XPO will rebrand the acquired operations Con-way Freight, Menlo Logistics, Con-way Truckload, and Con-way as XPO Logistics.
Benefits for Con-way
XPO logistics has agreed to pay $47.60 per share to Con-way’s existing shareholders. This translates to a premium of 32% and 5.7 times the consensus 2015 EBITDA (earnings before interest, tax, depreciation, and amortization) of $528 million.
Bradley Jacobs, chairman and chief executive officer of XPO Logistics, will continue to hold these positions and lead the combined entity. Douglas Stotlar, Con-way’s president and chief executive officer, will serve in a limited role as an independent advisor to the combined entity through the first quarter of 2016.
XPO will benefit from Con-way’s premier platform with higher offerings.
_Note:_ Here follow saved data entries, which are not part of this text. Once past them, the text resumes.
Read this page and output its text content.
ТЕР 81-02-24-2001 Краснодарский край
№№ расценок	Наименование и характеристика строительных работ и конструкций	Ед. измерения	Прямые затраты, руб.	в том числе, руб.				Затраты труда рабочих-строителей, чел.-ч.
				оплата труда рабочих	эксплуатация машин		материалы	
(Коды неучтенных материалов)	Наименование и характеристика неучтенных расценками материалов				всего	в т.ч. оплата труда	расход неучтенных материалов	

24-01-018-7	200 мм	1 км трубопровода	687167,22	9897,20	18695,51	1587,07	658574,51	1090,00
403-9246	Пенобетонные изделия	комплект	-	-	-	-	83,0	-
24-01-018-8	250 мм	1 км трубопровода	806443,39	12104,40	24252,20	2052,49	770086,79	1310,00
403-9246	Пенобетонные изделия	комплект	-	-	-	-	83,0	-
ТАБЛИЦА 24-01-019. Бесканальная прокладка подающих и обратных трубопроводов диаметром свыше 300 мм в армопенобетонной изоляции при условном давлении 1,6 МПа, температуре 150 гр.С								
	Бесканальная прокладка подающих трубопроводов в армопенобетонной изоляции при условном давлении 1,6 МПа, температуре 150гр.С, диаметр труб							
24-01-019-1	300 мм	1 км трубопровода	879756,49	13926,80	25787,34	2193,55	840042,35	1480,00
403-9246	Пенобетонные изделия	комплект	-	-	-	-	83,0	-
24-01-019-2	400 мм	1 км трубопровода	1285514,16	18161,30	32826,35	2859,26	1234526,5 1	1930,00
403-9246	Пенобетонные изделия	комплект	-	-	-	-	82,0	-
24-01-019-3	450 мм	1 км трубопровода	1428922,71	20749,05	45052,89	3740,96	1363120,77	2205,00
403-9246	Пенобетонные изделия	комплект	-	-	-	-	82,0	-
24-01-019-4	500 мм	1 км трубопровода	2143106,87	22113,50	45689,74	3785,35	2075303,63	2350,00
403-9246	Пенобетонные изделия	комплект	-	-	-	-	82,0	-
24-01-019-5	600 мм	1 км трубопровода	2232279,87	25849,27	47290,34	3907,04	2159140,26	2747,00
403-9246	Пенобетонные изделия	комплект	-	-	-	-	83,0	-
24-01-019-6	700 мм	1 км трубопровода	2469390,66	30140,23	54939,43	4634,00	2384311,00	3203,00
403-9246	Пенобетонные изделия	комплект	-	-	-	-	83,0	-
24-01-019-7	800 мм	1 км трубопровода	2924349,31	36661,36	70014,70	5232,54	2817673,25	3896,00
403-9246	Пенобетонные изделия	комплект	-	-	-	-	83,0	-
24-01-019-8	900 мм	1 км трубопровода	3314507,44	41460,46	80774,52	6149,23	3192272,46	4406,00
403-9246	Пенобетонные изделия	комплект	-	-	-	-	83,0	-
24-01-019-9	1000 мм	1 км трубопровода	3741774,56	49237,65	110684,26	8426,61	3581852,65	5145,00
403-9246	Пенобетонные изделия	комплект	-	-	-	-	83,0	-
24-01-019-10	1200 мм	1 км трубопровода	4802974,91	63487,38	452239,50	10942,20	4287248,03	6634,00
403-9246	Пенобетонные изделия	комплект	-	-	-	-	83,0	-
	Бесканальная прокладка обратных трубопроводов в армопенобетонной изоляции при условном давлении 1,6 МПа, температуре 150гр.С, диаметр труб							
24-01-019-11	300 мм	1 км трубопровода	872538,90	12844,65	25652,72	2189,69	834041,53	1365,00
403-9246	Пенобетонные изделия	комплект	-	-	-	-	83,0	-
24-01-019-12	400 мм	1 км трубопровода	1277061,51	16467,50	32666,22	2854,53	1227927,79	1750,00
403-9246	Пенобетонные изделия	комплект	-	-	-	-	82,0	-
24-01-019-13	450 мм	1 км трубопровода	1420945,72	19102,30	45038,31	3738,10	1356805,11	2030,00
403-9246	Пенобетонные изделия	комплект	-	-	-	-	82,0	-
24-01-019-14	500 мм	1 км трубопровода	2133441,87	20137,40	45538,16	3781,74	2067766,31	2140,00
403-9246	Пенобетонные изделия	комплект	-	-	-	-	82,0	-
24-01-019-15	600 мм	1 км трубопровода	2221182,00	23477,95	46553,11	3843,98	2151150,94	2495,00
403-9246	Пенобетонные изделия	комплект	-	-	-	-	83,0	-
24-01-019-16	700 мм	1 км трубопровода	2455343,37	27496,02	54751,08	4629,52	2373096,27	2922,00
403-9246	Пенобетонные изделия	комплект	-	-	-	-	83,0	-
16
It will also benefit from ownership of Con-way’s assets, which will support XPO’s current operations.
The transaction provides an immediate unlocking of value for Con-way’s shareholders as well as increased offerings for its existing clients.
Employee numbers are expected to grow alongside the organization as the combined entity expands on synergies. The transaction will nearly double XPO’s proforma full-year EBITDA to approximately $1.1 billion and will increase revenues to $15 billion. The combined entity is expected to add operating profits of $170–$210 million over two years.